COP21, Greenpeace: Di Pidato Jokowi Tak Ada Tangible Action
PARIS, SATUHARAPAN.COM – Juru Kampanye Hutan Greenpeace Indonesia Teguh Surya mengatakan, pidato Presiden Joko Widodo di sesi "Leaders Event" dalam "Conference of Parties" (COP) 21, tidak memberikan celah konstribusi baru untuk upaya penurunan emisi yang ditargetkan.
"Pidato Presiden Jokowi, tidak menunjukkan kepemimpinan Indonesia dalam upaya penurunan emisi di dunia internasional," kata Teguh di Hall 2B the Paris Le Bourget, Prancis, Selasa (1/2).
Indonesia, menurut dia, sebenarnya tidak perlu komitmen baru juga, tapi sayangnya di sini tidak ada "tangible action" seperti yang dikeluarkan pemerintahan sebelumnya, seperti kebijakan satu peta, penurunan emisi 41 persen dengan bantuan luar negeri, dan sebagainya.
Sekarang tidak ada, hanya pembentukan gambut "task force". Harusnya ada yang baru, sudah bisa jalan keluar baru, aksi konkret yang bisa ditawarkan ke Indonesia maupun ke dunia internasional.
Kalau Presiden menyebutkan alasan sulit mengatasi kabakaran hutan, dan gambut karena dipengaruhi El nino maka seharusnya hutannya dijaga. "Karena kalau hutan hilang pengaruh El nino memang akan berpengaruh besar," katanya.
Indonesia, katanya, seharusnya bisa mendorong komitmen global untuk menemukan cara pemanfaatan hutan dan gambut.
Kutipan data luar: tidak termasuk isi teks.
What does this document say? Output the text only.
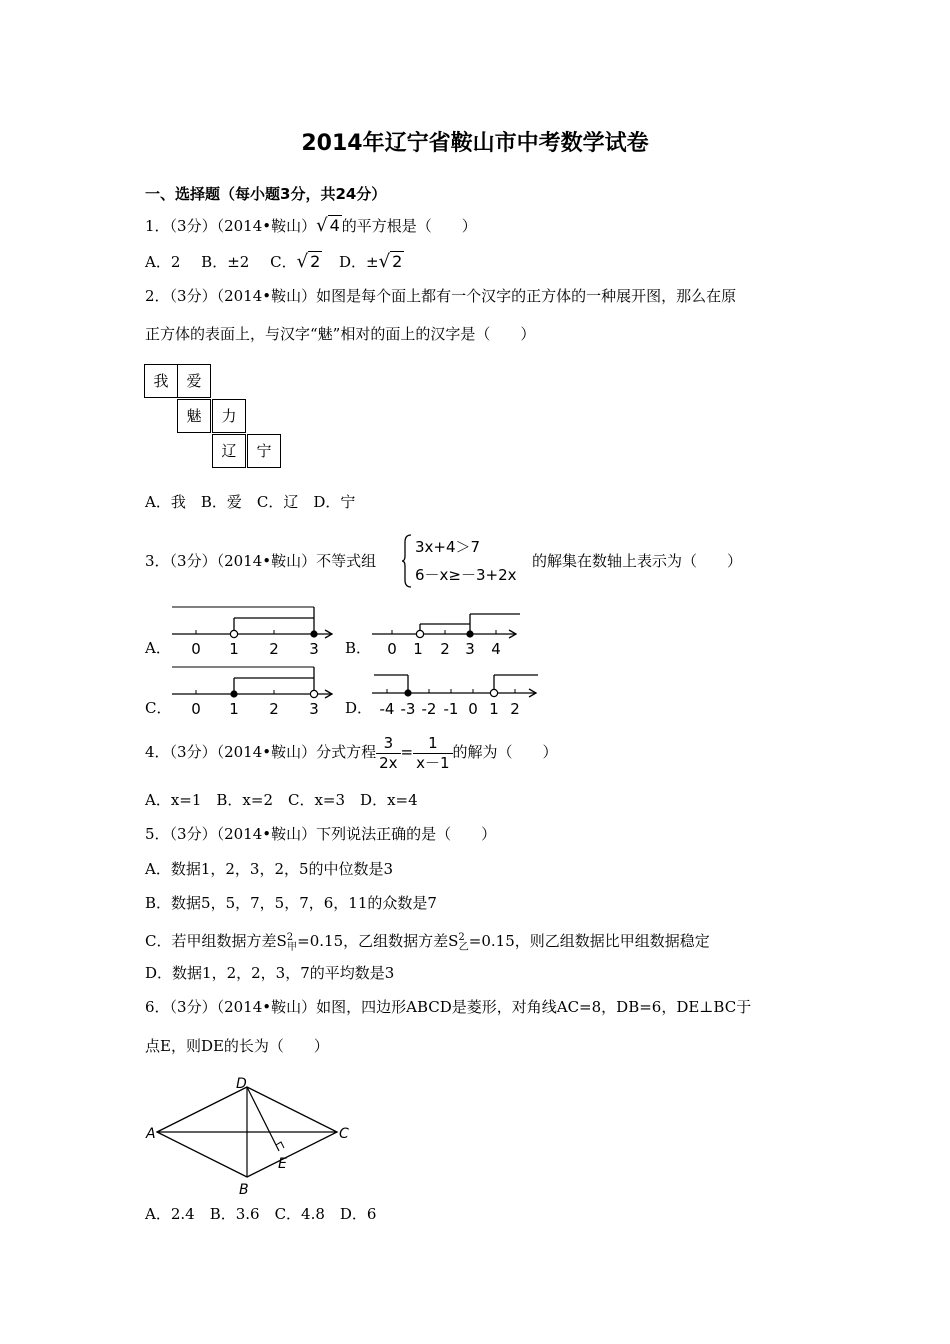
2014年辽宁省鞍山市中考数学试卷
一、选择题（每小题3分，共24分）
1．（3分）（2014•鞍山）√ 4 的平方根是（　　）
A．2 B．±2 C．√ 2 D．±√ 2
2．（3分）（2014•鞍山）如图是每个面上都有一个汉字的正方体的一种展开图，那么在原
正方体的表面上，与汉字“魅”相对的面上的汉字是（　　）
我	爱
魅	力
辽	宁
A．我　B．爱　C．辽　D．宁
3．（3分）（2014•鞍山）不等式组
3x+4＞7
6－x≥－3+2x
的解集在数轴上表示为（　　）
A．	B．
C．	D．
0 1 2 3	0 1 2 3 4
0 1 2 3	-4 -3 -2 -1 0 1 2
4．（3分）（2014•鞍山）分式方程 $\frac{3}{2x} = \frac{1}{x-1}$ 的解为（　　）
A．x=1　B．x=2　C．x=3　D．x=4
5．（3分）（2014•鞍山）下列说法正确的是（　　）
A．数据1，2，3，2，5的中位数是3
B．数据5，5，7，5，7，6，11的众数是7
C．若甲组数据方差$S^2_甲=0.15$，乙组数据方差$S^2_乙=0.15$，则乙组数据比甲组数据稳定
D．数据1，2，2，3，7的平均数是3
6．（3分）（2014•鞍山）如图，四边形ABCD是菱形，对角线AC=8，DB=6，DE⊥BC于
点E，则DE的长为（　　）
A
B
C
D
E
A．2.4　B．3.6　C．4.8　D．6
Dan pemanfaatan gambut tersebut harus mengacu ke konservasi, tidak melulu ke kerusakan.
Ilmuwan, seharusnya diarahkan melakukan penelitian dan inovasi, untuk bisa mencari cara pemanfaatan gambut yang tidak merusak. "Lihat saja negara-negara lain, banyak yang menargetkan peningkatan energi baru dan terbarukan".
Menurut dia, Presiden Jokowi, dalam pidatonya, bisa langsung meminta bantuan, misalnya, ke Bank Dunia untuk meningkatkan energi baru terbarukan (EBT) secepatnya dalam kurun waktu 10 tahun, menghilangkan bahan bakar fosil.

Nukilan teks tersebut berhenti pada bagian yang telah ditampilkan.